Anyway, the reason I bring this up is that I'm very curious how the Trump admin has been doing tackling regulation. There's a lot of things going on, and regulation seems to have lost the spotlight, but I'm very much hoping that we walk away from the next few years with dramatically reduced regulatory agencies.

Anyone have thoughts on how the promised regulation reduction is going?

I do think the FDA has a thankless task. First, the very real risk of litigation means that if they fast-track anything and it ends up that oops, when it comes to millions of real world patients, the very rare side effects do crop up in noticeable numbers, then somebody is going to take a lawsuit to sue the pants off everyone. Hence, the risk-averse nature of "let's make really really sure this doesn't curl your hair" when it comes to the approval process.
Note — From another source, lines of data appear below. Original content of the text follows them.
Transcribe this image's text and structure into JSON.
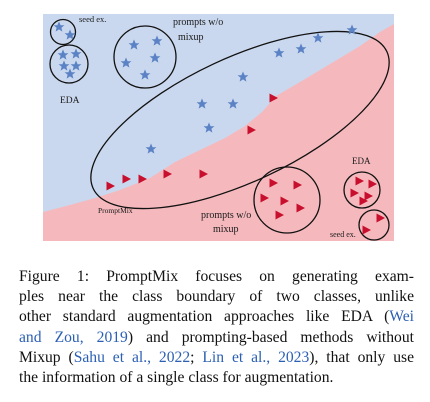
{
  "figure": {
    "labels": {
      "seed_top": "seed ex.",
      "eda_left": "EDA",
      "prompts_top": "prompts w/o",
      "mixup_top": "mixup",
      "promptmix": "PromptMix",
      "prompts_bottom": "prompts w/o",
      "mixup_bottom": "mixup",
      "eda_right": "EDA",
      "seed_bottom": "seed ex."
    },
    "colors": {
      "class_a_region": "#c9d8ee",
      "class_b_region": "#f5b9bd",
      "star": "#5b82c4",
      "triangle": "#c8102e",
      "outline": "#111111"
    },
    "icons": {
      "class_a_marker": "star-icon",
      "class_b_marker": "triangle-icon"
    }
  },
  "caption": {
    "lines": [
      "Figure 1: PromptMix focuses on generating exam-",
      "ples near the class boundary of two classes, unlike",
      "other standard augmentation approaches like EDA (",
      "and Zou, 2019) and prompting-based methods without",
      "Mixup (",
      "the information of a single class for augmentation."
    ],
    "cite_wei": "Wei",
    "line4_cite": "and Zou, 2019",
    "line4_rest": ") and prompting-based methods without",
    "line5_cite1": "Sahu et al., 2022",
    "line5_sep": "; ",
    "line5_cite2": "Lin et al., 2023",
    "line5_rest": "), that only use"
  }
}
Second, when it does fast-track something, for every person who goes "yay! warpspeed hastened through the covid vaccines!", you will have another person writing how the vaccines murdered and are murdering thousands of healthy young people by causing them to drop dead of cardiac events, and they'll reference studies like this one, so damned if you do, damned if you don't.

Not to mention the whole Aduhelm controversy, where the drug has been discontinued after it got fast-tracked due to a combination of the drug company getting Alzheimer patient support and activist organisations to put pressure on and behind the scenes politicking, where it caused upheaval within the FDA and besmirched its reputation.

I think like most things it’s a form of what I call Yarvin’s Disease which is the tendency of any bureaucratic system to avoid being to blame for anything. He talks about this quite a lot, but it’s generally the case that while the FDA can only be blamed if something goes wrong it can never get credit when things go right. As such, there’s zero incentive to take a risk going fast, even if the potential cure is world changing. If it’s going to turn people’s hair funny colors the FDA gets blamed for not doing enough tests. On the other hand, slowing things down doesn’t cause blame. If the cure for cancer is held up for twenty years because the FDA wanted the triple check that it doesn’t cause tummy aches, nobody’s going to call for investigations. So, going slow preserves the FDA which is the point.